Euh...comment faire pour écouter la musique de son disque dur  ?
Merci a tous


----------



## lyelle (28 Août 2004)

Bonjours à tous,

Alors voila, c'est un ipod G4 tout neuf, et qui ne veut rien savoir.
Depuis quelque heures il affiche un dossier avec un point d'interrogation et toute les procédures conseillées ne fonctionnent pas (reste, initialisation).
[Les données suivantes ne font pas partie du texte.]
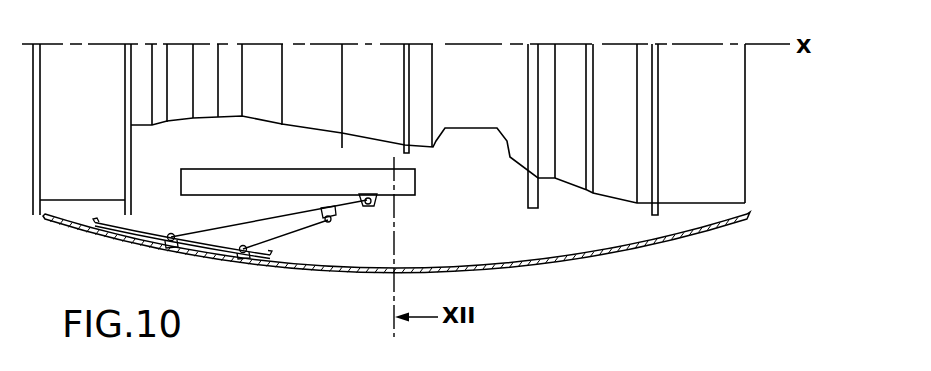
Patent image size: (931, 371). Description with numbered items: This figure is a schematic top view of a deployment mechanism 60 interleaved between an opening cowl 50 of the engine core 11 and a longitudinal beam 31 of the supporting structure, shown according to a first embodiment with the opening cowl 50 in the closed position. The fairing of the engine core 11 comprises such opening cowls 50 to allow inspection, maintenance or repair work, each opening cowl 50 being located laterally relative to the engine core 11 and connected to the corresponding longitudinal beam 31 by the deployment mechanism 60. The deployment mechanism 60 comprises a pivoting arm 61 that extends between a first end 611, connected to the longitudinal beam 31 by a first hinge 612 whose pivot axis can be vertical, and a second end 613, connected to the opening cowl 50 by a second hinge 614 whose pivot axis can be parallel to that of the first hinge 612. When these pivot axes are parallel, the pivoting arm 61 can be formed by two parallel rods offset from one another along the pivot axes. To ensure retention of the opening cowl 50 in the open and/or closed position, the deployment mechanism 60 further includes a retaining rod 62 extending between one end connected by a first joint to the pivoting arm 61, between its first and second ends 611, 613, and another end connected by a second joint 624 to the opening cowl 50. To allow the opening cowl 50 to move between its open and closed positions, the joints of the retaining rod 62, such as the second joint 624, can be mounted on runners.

The engine core 11 is at (477, 62).
The longitudinal beam 31 is at (256, 181).
The opening cowl 50 is at (562, 263).
The deployment mechanism 60 is at (268, 251).
The pivoting arm 61 is at (240, 225).
The first end 611 is at (340, 211).
The first hinge 612 is at (378, 209).
The second end 613 is at (194, 252).
The second hinge 614 is at (172, 255).
The retaining rod 62 is at (285, 237).
The second joint 624 is at (245, 256).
J'ai essayé la restauration avec la derniere maj apple mais au bout de qques minutes un message me dit : la structure de votre ipod n'est pas correcte, impossible donc de restaurer.

Avez vous une idée (avant le retour SAV FNAC  )

Merci d'avance


----------



## myckmack (28 Août 2004)

Certains problèmes se règlent d'eux-même en laissant l'iPod se décharger.


----------



## lyelle (28 Août 2004)

Bon, je vais le laisser se décharger mais je n'y crois pas trop : si on ne peut pas le restaurer à cause d'un probleme de structure incorrecte c'est plutot mauvais signe non ?

Pour l'instant, il n'a jamais marché, j'ai commencé à charger des morceaux dessus et il a planté au 3eme, j'ai fait une maj avec le fichier apple le plus récent et puis voila ce dossier avec son point d'exclamation.

Ca prendra combien de temps environ avant qu'il soit vide ? (je l'ai mis en charge 4 heures une première fois après l'avoir acheté).


----------



## lyelle (29 Août 2004)

Bon, tout marche bien, pour info, voici ce que j'ai fais : 
J'ai changé de port, je l'avais mis sur firewire, je l'ai mis sur USB2 et là, j'ai pu restaurer le logiciel sans souci et initialiser la chose?

Ne me demandez pas pour quoi ça change qque chose et si c'est vraiment à caus de ce changement de branchement : je n'en sais rien, je constate et c'est déjà pas si mal !

Juste une chose : j'ai une isight branchée en firewire et peut être que ca pose probleme aussi?

Voila, alors si vous avez ce souci, essayez dans le désordre tout ce qui vous parait irrationnel, : ça peut marcher ! 

Merci à vous tous


----------



## myckmack (29 Août 2004)

lyelle a dit:
			
		

> Voila, alors si vous avez ce souci, essayez dans le désordre tout ce qui vous parait irrationnel, : ça peut marcher !


Qui a dit que l'informatique était une science exacte :love: ?


----------



## emge (30 Août 2004)

StoneGuad a dit:
			
		

> Je suis nouveau sur IPod !
> On m'a offert un (ancien ?) IPod 20 G...sans mode d'emploi.
> A la premiere connection avec mon Mac, il s'est aparemment synchronisé avec mon iTunes.
> J'ai eu "Do not disconnect" pendant longtemps.
> ...



Ce n'est pas une blague : pour déconnecter l'ipod il suffit de faire glisser l'ipod vers la corbeille, l'inscription "do not disconnect" disparaît et on peut le débrancher sans riquer de perte de fichier.


----------